約100人が参加した「茅ケ崎DMO事業」キックオフフォーラム=茅ケ崎市

 「観光地経営」の視点に立った地域観光の事業展開へ向け、茅ケ崎市観光協会が、魅力的なコンテンツづくりなどのかじ取りを担う観光庁の「地域DMO法人」の登録を目指している。具体的な戦略の策定と着実な実行が求められハードルは高いが、8月には前提となる候補法人に登録され大きく前進した。10月には地元のキーパーソンらが参画するワークショップを開始し、活動を本格化させる。

 同協会は来年度の地域DMO法人登録を目標に据え、9月30日に事業概要やDMOの先進事例をテーマにしたキックオフフォーラムを開催。約100人が参加し、佐藤光市長をはじめ、観光地域づくりの担い手らが「茅ケ崎版DMO」の目指すべき方向を話し合った。

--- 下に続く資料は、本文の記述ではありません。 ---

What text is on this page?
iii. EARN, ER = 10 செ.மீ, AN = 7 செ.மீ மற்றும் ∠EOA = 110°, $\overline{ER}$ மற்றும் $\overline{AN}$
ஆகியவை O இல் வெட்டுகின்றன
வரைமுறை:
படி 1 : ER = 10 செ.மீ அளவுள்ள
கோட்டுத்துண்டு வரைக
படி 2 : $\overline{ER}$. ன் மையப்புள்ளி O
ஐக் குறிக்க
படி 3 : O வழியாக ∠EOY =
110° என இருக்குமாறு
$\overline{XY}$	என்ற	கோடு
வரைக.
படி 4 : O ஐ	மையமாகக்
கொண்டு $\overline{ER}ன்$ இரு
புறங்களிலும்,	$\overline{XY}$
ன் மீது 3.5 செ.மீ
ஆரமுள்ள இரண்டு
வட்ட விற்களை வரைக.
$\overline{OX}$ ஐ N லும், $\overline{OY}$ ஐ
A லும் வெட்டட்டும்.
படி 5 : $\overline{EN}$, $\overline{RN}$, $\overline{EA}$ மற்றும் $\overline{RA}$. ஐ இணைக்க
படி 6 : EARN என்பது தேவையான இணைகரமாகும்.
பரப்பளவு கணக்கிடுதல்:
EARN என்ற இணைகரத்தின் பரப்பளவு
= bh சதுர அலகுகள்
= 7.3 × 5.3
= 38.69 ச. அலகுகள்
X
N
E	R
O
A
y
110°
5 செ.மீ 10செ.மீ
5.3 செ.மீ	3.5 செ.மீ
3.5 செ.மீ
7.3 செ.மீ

 10月からは活動を加速化。映画、音楽、マリン、サイクリング、歴史、風土といった地域資源をテーマにしたワークショップを月1回開催する。各分野のキーパーソンをはじめ企業、個人に参加を呼び掛け、茅ケ崎の魅力を発信し回遊性を高めるためのコンテンツづくりに結び付ける。

 「個々のテーマ単体ではなく、例えばグランピング(高級感のあるキャンプ)とサイクリングの掛け合わせなどコラボレーション商品の開発を目指す」(同協会)

 茅ケ崎の地域観光にとって大きな節目となるのが、道の駅(同市柳島)の開設だ。国道134号沿線で、さがみ縦貫道路(新湘南バイパス)の茅ケ崎海岸インターチェンジ(IC)にも近い約1万7千平方メートルの敷地に駐車場、飲食の提供や名産品の販売などをする施設1棟を建設する計画。オープンは2022年3月を予定している。

 同協会は車による市内観光の起点となる「茅ケ崎のゲートウェイ」と位置付け、周辺のキャンプ場やスポーツ公園も含め、将来的な茅ケ崎の観光拠点と期待している。

 今後、▽ワークショップの開催など観光推進基盤の確立▽ビッグデータに基づく観光客動態調査分析▽地域特性を生かした観光プランの開発▽モニターツアーの実施-など顧客層の絞り込みへ向けたマーケティング事業などを総合的に進め、本年度内に観光庁に報告する。

 同協会は「地域の『稼ぐ力』を引き出すとともに地域への誇り、愛着を醸成する地域観光づくりを目指していく」としている。

 ◆地域DMO 原則として基礎自治体の区域を観光地域とし、マーケティングやマネジメントを行うことによって観光地域づくりを担う組織。全国で57件、県内では小田原市と箱根町の観光協会がそれぞれ登録されている。